Similarly, Senator Evan Bayh (Democrat of Indiana) insisted that the withdrawal date represented “a goal with some flexibility.”

In the end, the House and Senate versions must be reconciled before being sent to the White House, where Bush insists he will veto any legislation even suggesting withdrawal dates. At that point, further negotiations are likely, which will in the end provide the war funding with no real strings attached.

Whatever the final outcome, the Democrats and Republicans are in agreement that the war and occupation will continue, despite the acrimonious debate over what tactics should be pursued.
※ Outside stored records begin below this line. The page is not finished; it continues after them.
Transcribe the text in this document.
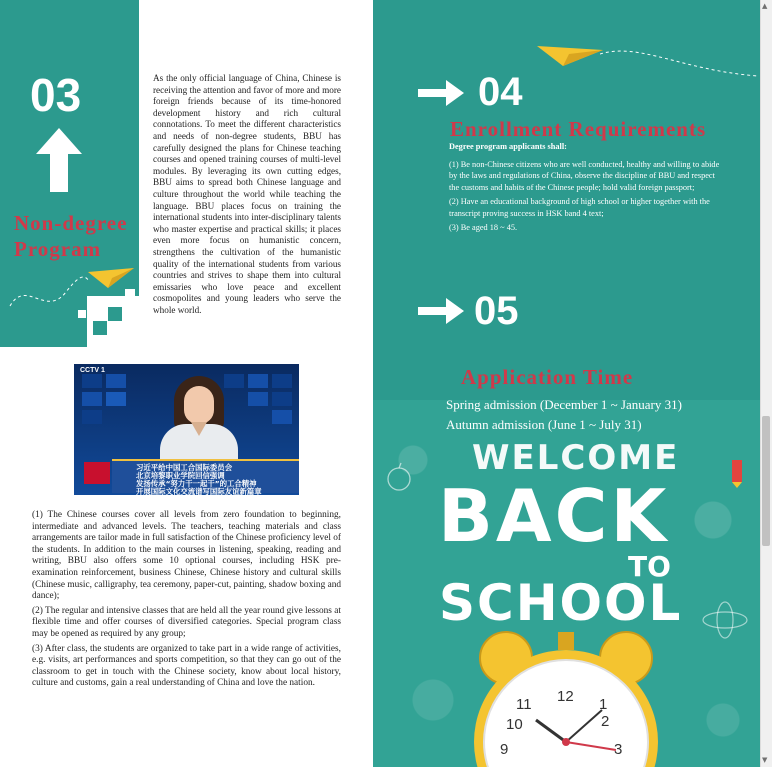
03
Non-degree Program
As the only official language of China, Chinese is receiving the attention and favor of more and more foreign friends because of its time-honored development history and rich cultural connotations. To meet the different characteristics and needs of non-degree students, BBU has carefully designed the plans for Chinese teaching courses and opened training courses of multi-level modules. By leveraging its own cutting edges, BBU aims to spread both Chinese language and culture throughout the world while teaching the language. BBU places focus on training the international students into inter-disciplinary talents who master expertise and practical skills; it places even more focus on humanistic concern, strengthens the cultivation of the humanistic quality of the international students from various countries and strives to shape them into cultural emissaries who love peace and excellent cosmopolites and young leaders who serve the whole world.
CCTV 1
习近平给中国工合国际委员会
北京培黎职业学院回信强调
发扬传承“努力干一起干”的工合精神
开展国际文化交流谱写国际友谊新篇章

(1) The Chinese courses cover all levels from zero foundation to beginning, intermediate and advanced levels. The teachers, teaching materials and class arrangements are tailor made in full satisfaction of the Chinese proficiency level of the students. In addition to the main courses in listening, speaking, reading and writing, BBU also offers some 10 optional courses, including HSK pre-examination reinforcement, business Chinese, Chinese history and cultural skills (Chinese music, calligraphy, tea ceremony, paper-cut, painting, shadow boxing and dance);

(2) The regular and intensive classes that are held all the year round give lessons at flexible time and offer courses of diversified categories. Special program class may be opened as required by any group;

(3) After class, the students are organized to take part in a wide range of activities, e.g. visits, art performances and sports competition, so that they can go out of the classroom to get in touch with the Chinese society, know about local history, culture and customs, gain a real understanding of China and love the nation.

04
Enrollment Requirements
Degree program applicants shall:

(1) Be non-Chinese citizens who are well conducted, healthy and willing to abide by the laws and regulations of China, observe the discipline of BBU and respect the customs and habits of the Chinese people; hold valid foreign passport;

(2) Have an educational background of high school or higher together with the transcript proving success in HSK band 4 text;

(3) Be aged 18 ~ 45.

05
Application Time
Spring admission (December 1 ~ January 31)
Autumn admission (June 1 ~ July 31)
WELCOME
BACK
TO
SCHOOL
12 1
11
2
10
3
9
▲
▼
The call for the withdrawal of “combat troops,” as a number of leading Democrats have made clear, envisions leaving tens of thousands of US troops in Iraq, tasked with defending US facilities—including those connected to American control of the country’s oil fields—training Iraqi forces and carrying out rapid-reaction strikes to suppress resistance by the Iraqi people to continued American domination.

In his defense of the legislation, Senate Majority Leader Reid said that its purpose was to “send a message to President Bush that the time has come to find a new way forward in this intractable war.”

This is precisely what the bill represents—a Democratic proposal for continuing the war and finding a “way forward” towards achieving the original goals of the 2003 invasion: securing US control over Iraq’s vast oil wealth and using that power to bolster US dominance over its economic rivals in Europe and Asia.

Nearly five months after an election that expressed the overwhelming popular sentiment for ending the war in Iraq, tens of thousand more troops have been deployed and over $100 billion more is being authorized by Democrats and Republicans alike to continue the criminal venture.